May 28, 2010

Jailhouse door

Valentina Madrid and Alma Lyons no doubt heard the thud of hammers on planks, as men built the gallows outside this jail cell. The two gals were sentenced to hang by Judge Frank W. Parker for the premeditated murder of Valentina's husband, Manuel Madrid. Manuel's demise, and the eventual outcome of the sentencing are well documented in Robert Torrez' book Myth of the Hanging Tree: Stories of Crime and Punishment in Territorial New Mexico.

The Hillsboro Historical Society seeks to purchase and preserve this building and the attending courthouse ruin. Photo courtesy Craig Springer

Sierra County Jail

The Sierra County jail house, as it appeared in 1966. The jail was home to a few bad guys and gals like, Oliver Lee, Jim Gilliland, "Kit" Joy, Valentina Madrid, and Alma Lyons. Photo courtesy Patti Nunn.

Historic Sierra County Courthouse in 2010

The courthouse east entrance, from the inside looking north. With the safe still in the courthouse ruin, it gives the sense of a hasty departure. Photo courtesy Craig Springer

Historic Sierra County Courthouse in 1976

The Sierra County Courthouse was sold, and fell into ruin. This is how it looked in 1976, taken by Ohio State University in a Historic American Buildings Survey.

The Hillsboro Historical Society seeks to purchase and stabilize the historic ruin, and its attending jail house. Photo American Memory Project, Library of Congress.

Albert Fall outside Sierra County Courthouse


Defense attorney, Albert Bacon Fall, looks smugly to the right. Oliver Lee stands immediately behind him, and Jim Gilliland with hand on lapel, looks to the camera.

This image was taken at the east door of the Sierra County Courthouse in 1899. Lee and Gilliland were tried and acquitted for the murder of 8-year-old Henry Fountain of Mesilla, NM. His father, Judge Albert Jennings Fountain, was also murdered. Judge Fountain was Fall's chief political rival. The bodies of the boy and dad were never located.

Fall went on to serve as a U.S. Senator, and Secretary of the Interior under President Harding. Fall became embroiled in the Teapot Dome scandal with another former Sierra County resident, Ed Doheny. Fall was convicted of accepting bribes and went to prison. He died poor in 1944 in El Paso.

Lee and Gilliland were never tried for another crime, the killing a deputy of sheriff Pat Garrett's while trying to avoid arrest for the Fountain murders. The two men ranched in the Tularosa basin, Lee serving in the state legislature. Oliver Lee State Park encompasses part of his old ranch. Photo courtesy Patti Nunn.

May 24, 2010

Courthouse de-construction


A worker on the roof is tearing down the Sierra County Courthouse, after voters chose to move the county seat to Hot Springs (now Truth or Consequences) New Mexico. But it didn't happen without resistance.

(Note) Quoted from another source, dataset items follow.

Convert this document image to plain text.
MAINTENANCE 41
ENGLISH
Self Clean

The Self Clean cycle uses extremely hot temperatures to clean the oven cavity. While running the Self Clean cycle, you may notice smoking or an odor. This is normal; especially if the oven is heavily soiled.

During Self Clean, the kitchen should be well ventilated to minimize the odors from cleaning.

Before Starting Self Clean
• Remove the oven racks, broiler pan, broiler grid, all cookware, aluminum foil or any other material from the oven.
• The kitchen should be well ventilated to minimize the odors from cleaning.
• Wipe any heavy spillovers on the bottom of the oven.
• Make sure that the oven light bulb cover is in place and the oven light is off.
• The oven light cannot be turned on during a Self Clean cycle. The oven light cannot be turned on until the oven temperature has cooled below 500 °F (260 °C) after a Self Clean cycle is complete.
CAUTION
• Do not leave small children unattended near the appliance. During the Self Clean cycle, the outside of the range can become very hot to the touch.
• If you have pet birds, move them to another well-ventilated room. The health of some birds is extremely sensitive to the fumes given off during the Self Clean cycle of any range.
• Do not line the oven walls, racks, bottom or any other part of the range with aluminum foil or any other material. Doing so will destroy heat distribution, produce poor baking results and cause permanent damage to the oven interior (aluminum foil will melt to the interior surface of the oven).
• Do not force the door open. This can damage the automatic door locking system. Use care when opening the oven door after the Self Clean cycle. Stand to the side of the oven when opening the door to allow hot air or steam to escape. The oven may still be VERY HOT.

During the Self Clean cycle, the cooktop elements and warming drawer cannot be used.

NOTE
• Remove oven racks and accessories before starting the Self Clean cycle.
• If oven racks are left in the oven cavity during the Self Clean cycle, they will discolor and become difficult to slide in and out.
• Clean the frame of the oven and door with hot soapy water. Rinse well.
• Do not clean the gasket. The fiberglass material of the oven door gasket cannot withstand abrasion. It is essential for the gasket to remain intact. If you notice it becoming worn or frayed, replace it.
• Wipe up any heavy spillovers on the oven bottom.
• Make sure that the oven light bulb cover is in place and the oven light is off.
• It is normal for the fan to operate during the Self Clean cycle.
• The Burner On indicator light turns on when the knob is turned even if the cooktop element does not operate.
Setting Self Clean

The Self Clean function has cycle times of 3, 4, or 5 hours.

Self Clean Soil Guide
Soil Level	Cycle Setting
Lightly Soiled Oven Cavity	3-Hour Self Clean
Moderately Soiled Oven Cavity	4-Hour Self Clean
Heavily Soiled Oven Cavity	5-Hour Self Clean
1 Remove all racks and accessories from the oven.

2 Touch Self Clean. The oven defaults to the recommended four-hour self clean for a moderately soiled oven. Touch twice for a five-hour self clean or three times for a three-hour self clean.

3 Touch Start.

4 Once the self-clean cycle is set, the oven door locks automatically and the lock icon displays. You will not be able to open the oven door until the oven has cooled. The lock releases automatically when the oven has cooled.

Gov. George Curry thwarted a previous attempt to move the seat from Hillsboro to Cutter, so that a few folks could sell land, as he put it, in his autobiography.

Photo UNM Center for Southwest Research, William Kelehler Collection

May 23, 2010

Historic Sierra County Courthouse



This stately building was the site of the infamous Henry Fountain murder trial, 1899, involving prominent citizens of New Mexico, some of whom would later rise to national prominence.

The Hillsboro Historical Society seeks to buy the courthouse ruin to stabilize the effects of gravity, and potentially restore what's left.